The University of Chicago will award the 2019 Jesse L. Rosenberger Medal for Outstanding Achievement in the Creative and Performing Arts to artist Jenny Holzer, “whose unique text-based work is ambitious, relevant and influential.”
Holzer will receive her award at the University’s Convocation ceremonies on June 15. She is the 54th recipient of the Rosenberger Medal, established in 1917 by Jesse L. and Susan Colver Rosenberger. Recent winners include musician and educator Steve Coleman and artist Kerry James Marshall.
A pioneer in using public art as social intervention, Holzer is perhaps best known for her Truisms—aphorisms such as “Abuse of power comes as no surprise” and “Protect me from what I want” featuring posters, billboards, LED signs, light projections and more.

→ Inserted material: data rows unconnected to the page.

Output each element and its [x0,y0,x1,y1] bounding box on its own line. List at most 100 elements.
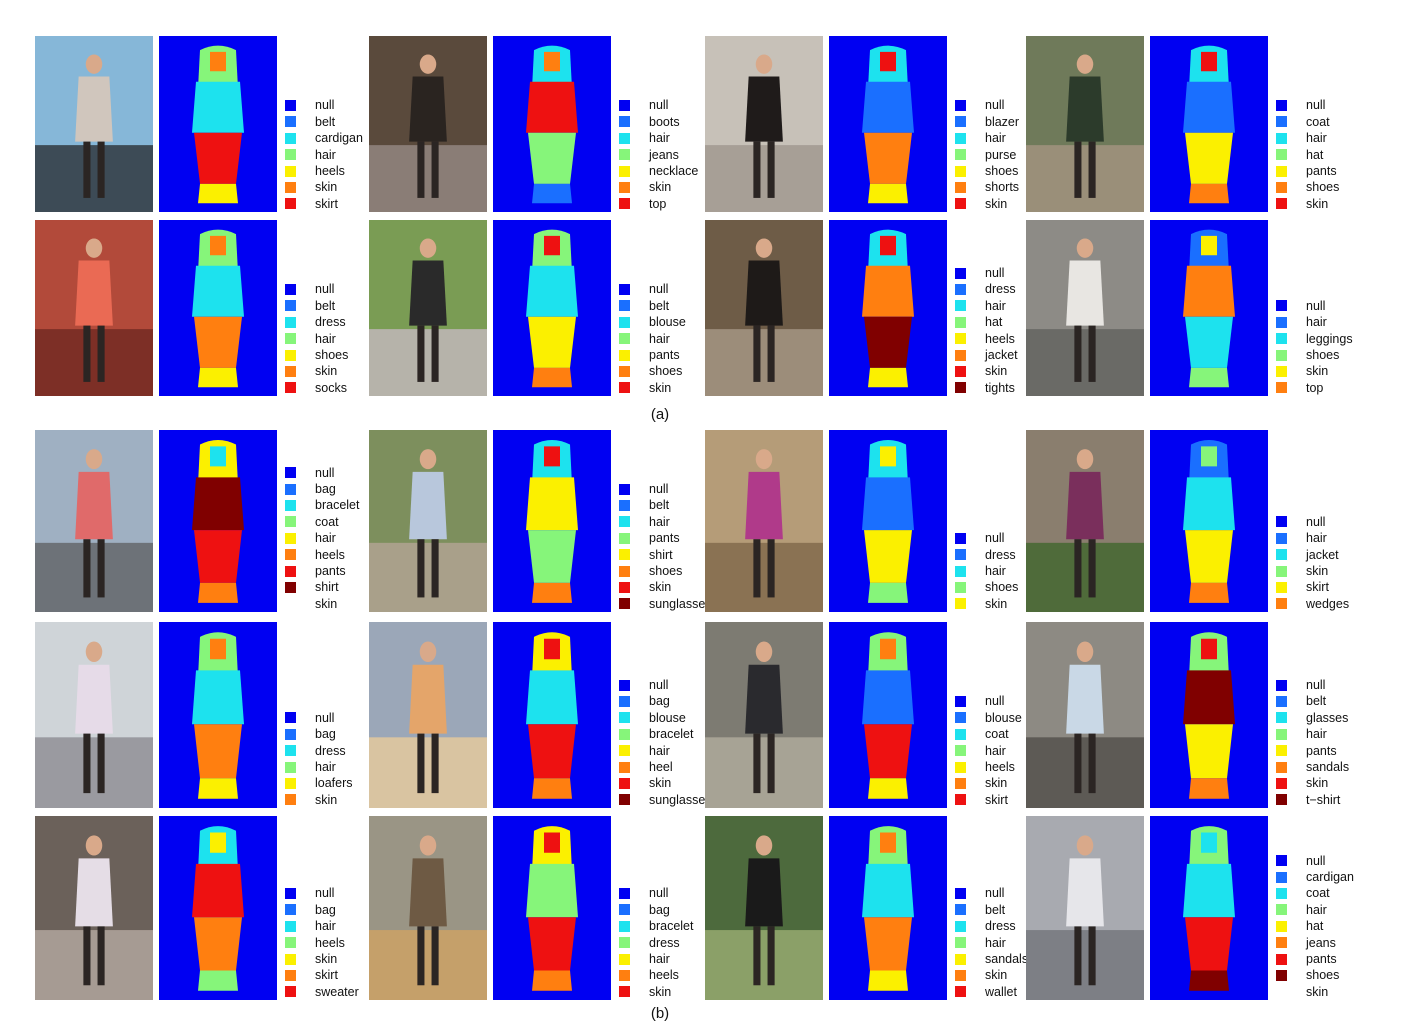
legend-label: hair [985,743,1006,758]
legend-item: skirt [285,967,359,983]
face-region [880,638,896,660]
legend-swatch [1276,986,1287,997]
legend-label: skin [1306,776,1329,791]
label-legend: null bag blouse bracelet hair heel skin sunglas… [619,677,712,808]
segmentation-mask [862,45,914,204]
legend-swatch [1276,532,1287,544]
legend-swatch [955,549,966,561]
example-panel: null belt cardigan hair heels skin skirt [35,36,365,212]
street-photo [1026,622,1144,808]
upper-clothing-region [526,265,578,317]
legend-label: shoes [1306,180,1340,195]
legend-swatch [955,761,966,773]
legend-item: bag [285,481,359,497]
street-photo [369,36,487,212]
street-photo-image [369,622,487,808]
legend-label: pants [1306,743,1337,758]
footwear-region [198,367,238,388]
legend-swatch [285,969,296,981]
lower-clothing-region [864,530,912,583]
street-photo [369,816,487,1000]
upper-clothing-region [862,265,914,317]
legend-label: hair [985,564,1006,579]
legend-item: hair [619,130,698,146]
segmentation-mask [192,45,244,204]
legend-item: hair [1276,530,1349,546]
legend-swatch [955,333,966,345]
legend-label: bag [315,902,336,917]
legend-item: heels [955,759,1022,775]
legend-swatch [619,937,630,949]
legend-label: jacket [1306,547,1339,562]
legend-label: heels [315,547,345,562]
upper-clothing-region [1183,265,1235,317]
footwear-region [532,582,572,603]
legend-label: cardigan [315,131,363,146]
legend-swatch [619,316,630,328]
legend-label: shirt [315,580,339,595]
legend-swatch [1276,149,1287,161]
legend-item: shoes [955,579,1018,595]
footwear-region [1189,582,1229,603]
label-legend: null belt glasses hair pants sandals skin t−shi… [1276,677,1349,808]
legend-swatch [619,794,630,806]
segmentation-mask [862,440,914,603]
upper-clothing-region [1183,81,1235,133]
legend-label: glasses [1306,710,1349,725]
legend-label: skin [315,180,338,195]
legend-swatch [285,165,296,177]
label-legend: null belt dress hair shoes skin socks [285,281,348,396]
lower-clothing-region [528,132,576,184]
legend-label: null [649,886,669,901]
legend-swatch [1276,116,1287,128]
street-photo [369,622,487,808]
legend-swatch [619,761,630,773]
legend-item: shoes [1276,347,1353,363]
legend-label: skin [1306,564,1329,579]
lower-clothing-region [1185,917,1233,971]
legend-item: bracelet [619,918,693,934]
legend-label: socks [315,380,347,395]
legend-label: sandals [1306,760,1350,775]
legend-item: skin [285,363,348,379]
legend-item: skin [285,792,353,808]
legend-item: skin [1276,775,1349,791]
legend-label: heels [649,968,679,983]
legend-swatch [619,181,630,193]
face-region [210,832,226,853]
parsing-result [493,220,611,396]
legend-item: skin [955,967,1028,983]
legend-item: jeans [1276,934,1354,950]
footwear-region [532,367,572,388]
parsing-result [1150,220,1268,396]
legend-item: null [955,265,1018,281]
legend-label: cardigan [1306,870,1354,885]
legend-item: null [1276,514,1349,530]
legend-label: null [649,678,669,693]
legend-item: jeans [619,146,698,162]
legend-swatch [955,712,966,724]
street-photo-image [35,816,153,1000]
legend-swatch [285,581,296,593]
street-photo [369,430,487,612]
legend-swatch [955,99,966,111]
legend-swatch [285,920,296,932]
legend-label: skirt [315,968,338,983]
legend-label: belt [315,114,336,129]
street-photo-image [1026,816,1144,1000]
legend-label: shoes [985,580,1019,595]
face-region [880,446,896,467]
legend-swatch [955,598,966,610]
legend-swatch [1276,565,1287,577]
legend-item: coat [1276,885,1354,901]
legend-label: belt [649,498,670,513]
legend-swatch [1276,695,1287,707]
example-panel: null bag bracelet coat hair heels pants shirt sk… [35,430,365,612]
upper-clothing-region [1183,863,1235,918]
legend-item: null [619,97,698,113]
lower-clothing-region [194,724,242,779]
legend-label: leggings [1306,331,1353,346]
legend-item: leggings [1276,330,1353,346]
legend-item: heels [285,546,359,562]
street-photo-image [705,36,823,212]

For 40 years, the New York-based Holzer has presented her works in public places and international exhibitions, including 7 World Trade Center, the U.S. Pavilion at the Venice Biennale, the Guggenheim Museums in New York and Bilbao, and the Whitney Museum of American Art. She was the first woman artist to exhibit at Blenheim Palace.
Prior to receiving her BFA from Ohio University and her MFA from the Rhode Island School of Design, Holzer studied painting, printmaking and drawing at the University of Chicago in the 1970s. She was nominated for the Rosenberger Medal by faculty members in the Department of Visual Arts and the Department of Art History with the support of the Smart Museum of Art.
In 2012, Holzer collaborated with Zachary Cahill, director of programs and fellowships at the Gray Center for Arts and Inquiry, on the large-scale exhibition Wall Text, which was hosted throughout the spaces of UChicago’s Logan Center for the Arts. That sort of display, Cahill said, created “a special relationship with the student, the wider art viewing audience and all of us who work in the building every day.”